Name: People v. Gutierrez
Case #: C097551
Opinion Date: 11/17/2023
Attorney: Carlo Andreani

Appellant was resentenced pursuant to Penal Code section 1172.75. The trial court struck appellant’s prior prison term enhancements and made no further modifications to the sentence. On appeal, appellant argued the court erred by failing to strike his prior sexual offense conviction enhancement under section 1385, subdivision (c), as the court did not consider and afford great weight to the fact that the enhancement was over five years old and resulted in a sentence of over 20 years. Because the record was ambiguous as to whether the trial court made an informed sentencing decision not to strike the five-year prior conviction enhancement, the Court of Appeal vacated the sentence and remanded for resentencing.

Name: People v. Burnette
Case #: C095825
Opinion Date: 11/17/2023
Attorney: Karriem J. Baker

The Court of Appeal found that appellant’s trial counsel performed ineffectively by not seeking a ruling on mental health diversion based on appellant’s alcoholism, and then failing to file a later petition focused on that mental disorder after stating an intent to do so. Although counsel’s initial failure to seek a ruling was potentially tactical given counsel’s stated intent to file a later petition, there is no tactical reason for failing to file that second petition during the four months between the mental health diversion hearing and appellant’s plea. There is a reasonable probability the trial court would have found appellant suitable for diversion had counsel sought a ruling based on his alcoholism.
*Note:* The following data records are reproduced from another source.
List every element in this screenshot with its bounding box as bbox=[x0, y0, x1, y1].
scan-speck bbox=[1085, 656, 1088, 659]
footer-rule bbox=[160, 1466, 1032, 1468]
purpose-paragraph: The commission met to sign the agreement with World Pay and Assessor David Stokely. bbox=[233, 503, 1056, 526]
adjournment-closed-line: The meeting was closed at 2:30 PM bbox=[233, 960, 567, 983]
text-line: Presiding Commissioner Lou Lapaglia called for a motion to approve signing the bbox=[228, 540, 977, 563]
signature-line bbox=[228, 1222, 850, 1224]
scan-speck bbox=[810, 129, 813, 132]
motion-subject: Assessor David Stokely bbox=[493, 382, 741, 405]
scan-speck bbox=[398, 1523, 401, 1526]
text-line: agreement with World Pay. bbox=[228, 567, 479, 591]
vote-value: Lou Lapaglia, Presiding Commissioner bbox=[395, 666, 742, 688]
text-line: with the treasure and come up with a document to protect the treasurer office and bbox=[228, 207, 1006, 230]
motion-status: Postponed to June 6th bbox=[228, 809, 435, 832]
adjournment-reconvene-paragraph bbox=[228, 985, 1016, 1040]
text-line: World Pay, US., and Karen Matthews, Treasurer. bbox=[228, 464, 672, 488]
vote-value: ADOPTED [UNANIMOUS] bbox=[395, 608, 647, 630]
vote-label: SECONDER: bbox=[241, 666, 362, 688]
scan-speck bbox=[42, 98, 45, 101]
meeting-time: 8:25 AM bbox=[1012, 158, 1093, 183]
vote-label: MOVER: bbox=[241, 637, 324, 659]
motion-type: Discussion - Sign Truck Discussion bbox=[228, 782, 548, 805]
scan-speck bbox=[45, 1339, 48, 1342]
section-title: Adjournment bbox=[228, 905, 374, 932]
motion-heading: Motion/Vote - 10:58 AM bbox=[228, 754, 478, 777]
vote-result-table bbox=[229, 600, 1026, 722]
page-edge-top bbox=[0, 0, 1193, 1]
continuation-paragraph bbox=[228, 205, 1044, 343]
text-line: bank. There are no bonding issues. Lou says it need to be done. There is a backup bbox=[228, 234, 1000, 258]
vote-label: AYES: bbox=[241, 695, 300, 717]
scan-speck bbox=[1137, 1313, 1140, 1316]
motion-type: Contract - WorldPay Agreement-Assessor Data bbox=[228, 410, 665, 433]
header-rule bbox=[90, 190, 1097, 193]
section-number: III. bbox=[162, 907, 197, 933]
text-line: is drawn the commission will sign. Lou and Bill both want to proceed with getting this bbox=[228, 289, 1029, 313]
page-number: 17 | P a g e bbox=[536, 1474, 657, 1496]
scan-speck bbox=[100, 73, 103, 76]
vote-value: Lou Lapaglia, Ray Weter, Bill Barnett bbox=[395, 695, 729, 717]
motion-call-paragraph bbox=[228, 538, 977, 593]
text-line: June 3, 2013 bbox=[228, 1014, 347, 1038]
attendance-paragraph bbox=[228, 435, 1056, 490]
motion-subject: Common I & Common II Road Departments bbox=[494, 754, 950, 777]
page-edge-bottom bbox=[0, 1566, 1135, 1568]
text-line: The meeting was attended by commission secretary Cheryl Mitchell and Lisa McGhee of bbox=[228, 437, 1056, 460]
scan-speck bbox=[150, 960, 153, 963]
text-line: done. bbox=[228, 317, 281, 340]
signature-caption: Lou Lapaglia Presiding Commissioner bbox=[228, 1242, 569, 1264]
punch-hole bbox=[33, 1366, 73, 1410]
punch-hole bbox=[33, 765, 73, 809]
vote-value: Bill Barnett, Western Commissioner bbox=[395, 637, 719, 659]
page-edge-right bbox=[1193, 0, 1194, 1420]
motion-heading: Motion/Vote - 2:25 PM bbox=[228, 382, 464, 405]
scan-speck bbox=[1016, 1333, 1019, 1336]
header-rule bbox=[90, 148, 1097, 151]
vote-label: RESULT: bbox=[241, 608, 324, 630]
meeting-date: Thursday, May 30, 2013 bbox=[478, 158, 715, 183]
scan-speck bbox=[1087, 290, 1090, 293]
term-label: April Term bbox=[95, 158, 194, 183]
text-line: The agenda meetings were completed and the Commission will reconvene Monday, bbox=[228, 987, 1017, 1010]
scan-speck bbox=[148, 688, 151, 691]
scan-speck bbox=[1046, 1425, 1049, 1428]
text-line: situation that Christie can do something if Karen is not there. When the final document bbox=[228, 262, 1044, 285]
The Court of Appeal further rejected the Attorney General’s argument that appellant provided insufficient notice to the prosecution that he was seeking mental health diversion in part based on his alcoholism. First, his petition included an expert’s opinion that his alcoholism was a factor in his conduct and stated he required assessment and treatment. Second, a second expert specifically diagnosed defendant with alcoholism the day after the incident. Finally, the prosecution questioned both experts about appellant’s alcoholism during the hearing.

The judgment was conditionally reversed to give appellant the option to withdraw his plea and seek mental health diversion for alcoholism.

Name: People v. Martin
Case #: F084530
Opinion Date: 11/15/2023
Attorney: Joseph C. Shipp

Appellant argued the prosecutor’s use of certain peremptory challenges during jury voir dire violated Code of Civil Procedure section 231.7, which was enacted by Assembly Bill 3070 on January 1, 2022, several months before the April 2022 trial in this matter. (§ 231.7, subd. (i).) Section 231.7, subdivision (j), mandates that any error in overruling an objection to a peremptory challenge under section 231.7 must be deemed prejudicial and requires retrial. The Court of Appeal agreed that the peremptory challenge against Prospective Juror No. 15 was predicated on presumptively invalid reasons under section 231.7, subdivisions (e) and (g)(1)(B), and the presumption was not rebutted. As a result, the trial court should have sustained the objection to the peremptory challenge of Prospective Juror No. 15. Based on section 231.7, the court reversed appellant’s conviction and remanded for a new trial.